The lethal trap of instant loan apps

Context: Several Indians have ended their lives owing to harassment by recovery agents of unregulated digital lending apps mostly linked to entities based in China.

 

  • The apps offer quick loans without much documentation or collateral to unsuspecting borrowers mushroomed in the country during the COVID-19 pandemic.
  • It became a popular option for borrowing money, especially for cash-strapped families and people facing joblessness.
  • These companies charge high interest rates (ranging from 200 to 300%), have short repayment windows and use coercive recovery methods and misuse of personal information

Origin

  • As per the law, a lending company needs to be either a bank or a non-banking financial company (NBFC) that is registered with the RBI.
  • When the RBI refused to provide these Chinese entities with an NBFC licence to start their digital lending business, they identified 38 defunct NBFCs with meagre capital ranging from ₹3.50 crore to ₹11 crore.
  • Deals were inked between the fintech firms and the NBFCs, providing security deposits worth over ₹100 crore and bringing in more funding through the Foreign Direct Investment route.
  • The NBFCs then registered separate merchant IDs with various payment gateways for the fintech firms to start their lending business using loan apps.
  • According to the Enforcement Directorate, most instant loan apps have links to entities based in China.
  • Chinese nationals or companies directly own several financial technology (fintech) firms in Gurugram, Delhi, Mumbai and Bengaluru or control them by using proxies as directors.
  • To initiate the lending business, they infused funds into these firms directly or indirectly from overseas locations such as Hong Kong.

Way of functioning

  • According to the police, to provide a loan, the apps ask customers to upload their Aadhaar card, PAN card and a live photograph.
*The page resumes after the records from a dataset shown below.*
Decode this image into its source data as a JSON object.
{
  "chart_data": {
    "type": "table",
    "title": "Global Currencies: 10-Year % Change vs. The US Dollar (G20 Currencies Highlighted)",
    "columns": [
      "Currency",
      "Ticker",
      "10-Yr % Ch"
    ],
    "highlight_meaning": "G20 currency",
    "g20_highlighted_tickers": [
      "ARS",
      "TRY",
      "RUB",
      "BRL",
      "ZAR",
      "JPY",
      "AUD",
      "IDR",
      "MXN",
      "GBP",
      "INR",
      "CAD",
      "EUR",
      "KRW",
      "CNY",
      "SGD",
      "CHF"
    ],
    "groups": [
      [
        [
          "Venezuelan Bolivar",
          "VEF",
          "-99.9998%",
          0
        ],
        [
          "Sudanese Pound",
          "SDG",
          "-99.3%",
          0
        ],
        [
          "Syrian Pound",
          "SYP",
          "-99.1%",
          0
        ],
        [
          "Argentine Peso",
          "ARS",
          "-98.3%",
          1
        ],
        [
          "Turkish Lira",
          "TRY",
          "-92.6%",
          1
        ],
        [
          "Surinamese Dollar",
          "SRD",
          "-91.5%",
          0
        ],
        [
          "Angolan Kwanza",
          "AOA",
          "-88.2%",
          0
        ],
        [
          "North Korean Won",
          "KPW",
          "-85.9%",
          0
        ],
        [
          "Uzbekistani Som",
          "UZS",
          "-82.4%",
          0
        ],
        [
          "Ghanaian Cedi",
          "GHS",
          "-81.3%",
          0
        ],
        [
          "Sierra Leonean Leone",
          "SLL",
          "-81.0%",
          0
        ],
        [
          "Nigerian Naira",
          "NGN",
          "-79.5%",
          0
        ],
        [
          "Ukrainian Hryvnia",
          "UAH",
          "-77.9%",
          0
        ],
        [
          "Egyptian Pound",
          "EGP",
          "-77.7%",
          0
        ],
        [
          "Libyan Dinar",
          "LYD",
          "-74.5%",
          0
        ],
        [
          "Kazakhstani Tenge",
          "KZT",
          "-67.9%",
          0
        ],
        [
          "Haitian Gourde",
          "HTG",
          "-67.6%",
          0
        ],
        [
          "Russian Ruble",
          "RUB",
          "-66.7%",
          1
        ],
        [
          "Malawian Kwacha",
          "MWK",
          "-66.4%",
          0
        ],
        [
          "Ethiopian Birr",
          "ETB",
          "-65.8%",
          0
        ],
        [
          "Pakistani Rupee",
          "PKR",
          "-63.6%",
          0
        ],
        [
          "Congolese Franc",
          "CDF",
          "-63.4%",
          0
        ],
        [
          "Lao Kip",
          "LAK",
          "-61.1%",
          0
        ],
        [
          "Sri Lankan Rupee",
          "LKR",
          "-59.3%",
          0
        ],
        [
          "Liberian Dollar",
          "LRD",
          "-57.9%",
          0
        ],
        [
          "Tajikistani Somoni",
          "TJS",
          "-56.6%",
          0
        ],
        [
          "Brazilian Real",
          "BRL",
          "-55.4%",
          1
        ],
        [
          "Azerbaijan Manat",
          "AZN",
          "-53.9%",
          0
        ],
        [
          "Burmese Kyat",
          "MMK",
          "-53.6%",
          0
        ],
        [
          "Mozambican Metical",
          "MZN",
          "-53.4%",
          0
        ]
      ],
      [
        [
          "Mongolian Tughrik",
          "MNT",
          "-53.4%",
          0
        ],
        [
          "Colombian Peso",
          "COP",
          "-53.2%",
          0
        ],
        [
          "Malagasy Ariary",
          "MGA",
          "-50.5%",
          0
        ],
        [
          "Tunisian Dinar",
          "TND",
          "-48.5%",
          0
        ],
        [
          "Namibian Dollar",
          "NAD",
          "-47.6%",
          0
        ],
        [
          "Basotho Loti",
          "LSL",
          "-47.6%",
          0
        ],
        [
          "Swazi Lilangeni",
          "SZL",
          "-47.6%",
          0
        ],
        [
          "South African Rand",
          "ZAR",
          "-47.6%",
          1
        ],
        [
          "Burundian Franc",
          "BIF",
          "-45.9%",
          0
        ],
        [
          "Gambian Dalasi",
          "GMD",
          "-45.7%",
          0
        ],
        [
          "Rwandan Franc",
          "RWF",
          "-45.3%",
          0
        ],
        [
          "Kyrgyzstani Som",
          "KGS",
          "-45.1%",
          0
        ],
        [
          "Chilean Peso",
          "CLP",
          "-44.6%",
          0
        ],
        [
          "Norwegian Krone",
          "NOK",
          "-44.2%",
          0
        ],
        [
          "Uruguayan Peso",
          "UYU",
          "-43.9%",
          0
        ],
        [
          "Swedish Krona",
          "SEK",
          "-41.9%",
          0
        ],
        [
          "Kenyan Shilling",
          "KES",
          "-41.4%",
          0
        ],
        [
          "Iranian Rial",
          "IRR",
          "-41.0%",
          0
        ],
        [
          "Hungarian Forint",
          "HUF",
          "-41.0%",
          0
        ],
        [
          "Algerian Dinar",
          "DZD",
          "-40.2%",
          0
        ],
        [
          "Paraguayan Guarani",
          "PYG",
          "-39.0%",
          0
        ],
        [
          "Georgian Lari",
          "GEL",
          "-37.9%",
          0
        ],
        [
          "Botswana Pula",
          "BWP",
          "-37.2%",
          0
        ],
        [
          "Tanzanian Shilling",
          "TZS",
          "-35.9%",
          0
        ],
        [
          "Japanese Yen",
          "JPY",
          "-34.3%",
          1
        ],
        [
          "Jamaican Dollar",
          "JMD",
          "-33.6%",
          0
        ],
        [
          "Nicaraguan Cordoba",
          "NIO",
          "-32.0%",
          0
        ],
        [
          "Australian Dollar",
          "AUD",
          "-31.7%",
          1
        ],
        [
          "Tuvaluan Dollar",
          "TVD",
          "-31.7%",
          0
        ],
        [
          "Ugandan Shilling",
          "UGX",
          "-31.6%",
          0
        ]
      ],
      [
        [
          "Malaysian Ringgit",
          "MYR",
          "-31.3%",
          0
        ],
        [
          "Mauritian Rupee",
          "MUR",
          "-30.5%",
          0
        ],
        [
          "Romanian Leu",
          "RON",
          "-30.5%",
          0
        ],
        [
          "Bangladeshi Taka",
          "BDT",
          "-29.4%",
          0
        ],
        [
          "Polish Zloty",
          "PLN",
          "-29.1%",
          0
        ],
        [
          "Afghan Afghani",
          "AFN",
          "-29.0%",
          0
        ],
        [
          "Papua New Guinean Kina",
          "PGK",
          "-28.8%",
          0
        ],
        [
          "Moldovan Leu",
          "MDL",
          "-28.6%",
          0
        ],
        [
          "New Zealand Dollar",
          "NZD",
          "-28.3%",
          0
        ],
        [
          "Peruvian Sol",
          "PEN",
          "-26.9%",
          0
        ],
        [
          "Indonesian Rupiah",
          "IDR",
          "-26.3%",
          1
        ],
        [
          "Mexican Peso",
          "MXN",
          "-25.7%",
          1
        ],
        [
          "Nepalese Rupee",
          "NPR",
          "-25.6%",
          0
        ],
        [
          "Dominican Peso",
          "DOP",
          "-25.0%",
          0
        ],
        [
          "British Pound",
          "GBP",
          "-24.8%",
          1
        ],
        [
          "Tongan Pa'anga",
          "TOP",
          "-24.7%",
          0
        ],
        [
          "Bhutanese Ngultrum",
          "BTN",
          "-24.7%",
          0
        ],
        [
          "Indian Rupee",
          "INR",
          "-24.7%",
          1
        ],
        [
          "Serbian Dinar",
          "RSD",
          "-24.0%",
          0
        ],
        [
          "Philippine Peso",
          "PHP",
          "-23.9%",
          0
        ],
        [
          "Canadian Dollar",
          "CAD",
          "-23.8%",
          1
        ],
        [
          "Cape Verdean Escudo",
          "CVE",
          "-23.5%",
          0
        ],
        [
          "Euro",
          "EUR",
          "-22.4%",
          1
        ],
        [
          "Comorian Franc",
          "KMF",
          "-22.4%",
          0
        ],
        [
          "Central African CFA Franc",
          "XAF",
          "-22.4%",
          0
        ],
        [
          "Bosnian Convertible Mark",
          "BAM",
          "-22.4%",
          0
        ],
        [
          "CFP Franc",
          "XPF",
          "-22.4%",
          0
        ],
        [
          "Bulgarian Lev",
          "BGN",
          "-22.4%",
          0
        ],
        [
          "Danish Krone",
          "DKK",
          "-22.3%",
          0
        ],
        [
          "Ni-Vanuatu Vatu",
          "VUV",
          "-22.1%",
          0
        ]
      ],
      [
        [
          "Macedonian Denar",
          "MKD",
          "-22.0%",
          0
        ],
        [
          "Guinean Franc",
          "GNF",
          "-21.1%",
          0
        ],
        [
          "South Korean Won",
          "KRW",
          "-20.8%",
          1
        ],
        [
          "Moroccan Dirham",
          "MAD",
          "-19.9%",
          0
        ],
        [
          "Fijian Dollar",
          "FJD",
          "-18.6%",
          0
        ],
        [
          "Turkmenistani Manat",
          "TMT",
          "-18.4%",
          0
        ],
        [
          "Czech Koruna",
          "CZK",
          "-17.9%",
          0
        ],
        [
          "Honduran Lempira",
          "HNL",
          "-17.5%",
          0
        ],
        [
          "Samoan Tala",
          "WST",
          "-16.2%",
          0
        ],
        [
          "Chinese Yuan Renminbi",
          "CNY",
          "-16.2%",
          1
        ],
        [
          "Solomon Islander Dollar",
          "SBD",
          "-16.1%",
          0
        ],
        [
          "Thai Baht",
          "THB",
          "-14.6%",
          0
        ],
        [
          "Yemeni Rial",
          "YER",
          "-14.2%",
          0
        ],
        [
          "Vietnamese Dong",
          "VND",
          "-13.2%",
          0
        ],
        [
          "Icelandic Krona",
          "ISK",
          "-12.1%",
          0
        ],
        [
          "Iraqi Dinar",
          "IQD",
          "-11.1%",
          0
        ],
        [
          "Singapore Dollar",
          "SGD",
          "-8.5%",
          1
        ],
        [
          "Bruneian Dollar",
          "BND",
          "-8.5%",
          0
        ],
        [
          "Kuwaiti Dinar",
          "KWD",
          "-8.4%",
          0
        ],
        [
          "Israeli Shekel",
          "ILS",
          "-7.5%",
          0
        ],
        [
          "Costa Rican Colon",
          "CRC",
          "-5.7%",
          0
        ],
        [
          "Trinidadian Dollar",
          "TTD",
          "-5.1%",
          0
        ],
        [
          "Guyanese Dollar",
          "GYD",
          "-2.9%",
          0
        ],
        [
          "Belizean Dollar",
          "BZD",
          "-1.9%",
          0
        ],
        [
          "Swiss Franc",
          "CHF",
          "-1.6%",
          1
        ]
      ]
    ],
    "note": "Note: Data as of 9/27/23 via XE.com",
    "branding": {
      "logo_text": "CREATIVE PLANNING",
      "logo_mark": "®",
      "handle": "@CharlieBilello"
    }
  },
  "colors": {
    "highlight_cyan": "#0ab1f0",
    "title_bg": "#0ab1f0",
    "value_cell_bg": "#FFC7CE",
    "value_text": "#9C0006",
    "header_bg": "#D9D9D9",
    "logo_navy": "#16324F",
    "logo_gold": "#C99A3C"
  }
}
Customers are also asked to share a One Time Password (OTP) that is generated.
  • The borrowers give various permissions while activating the app, giving it complete access to their contact list, location, chats, photo gallery and camera. This information is then uploaded to servers hosted in China and other parts of the world.
  • The police say loan recovery agents operate from call centres situated in different parts of the country that have access to the data stored on these servers.

What is the government doing to control them?

  • The Enforcement Directorate (ED) has launched a money laundering investigation into unauthorised online micro-loan apps based on multiple FIRs registered in Hyderabad and Bengaluru over the past two years.
  • The ED also gathered evidence showing that cryptocurrency exchanges were used by the masterminds to transfer funds
  • The RBI issued its first set of guidelines to crack down on illegal activities in the digital lending industry.
  • As per the new norms, all loan disbursals and repayments will be required to be executed only between the bank accounts of the borrower and the regulated entities — such as a bank or an NBFC — without any pass-through or pool account of the lending service providers or any third party.
  • The Reserve Bank of India (RBI) has also been asked to prepare a ‘whitelist’ of legal loan apps to exclude and ban illegal apps.
  • Ministry of Electronics and Information Technology (MEITY) has been tasked with ensuring only legal applications are available on app stores.

According to RBI Deputy Governor M. Rajeshwar Rao, the norms are designed to end regulatory arbitrage and protect customers, and puts the onus on the regulated entities on behalf of whom the apps do the lending. Going forward, Mr. Rao says, the passage of a law banning lending by unauthorised entities and the creation of a self-regulatory organisation for digital lenders will bring transparency to the industry.

Practice Question

 

1.    What are the steps taken by the government to control the unregulated loan companies?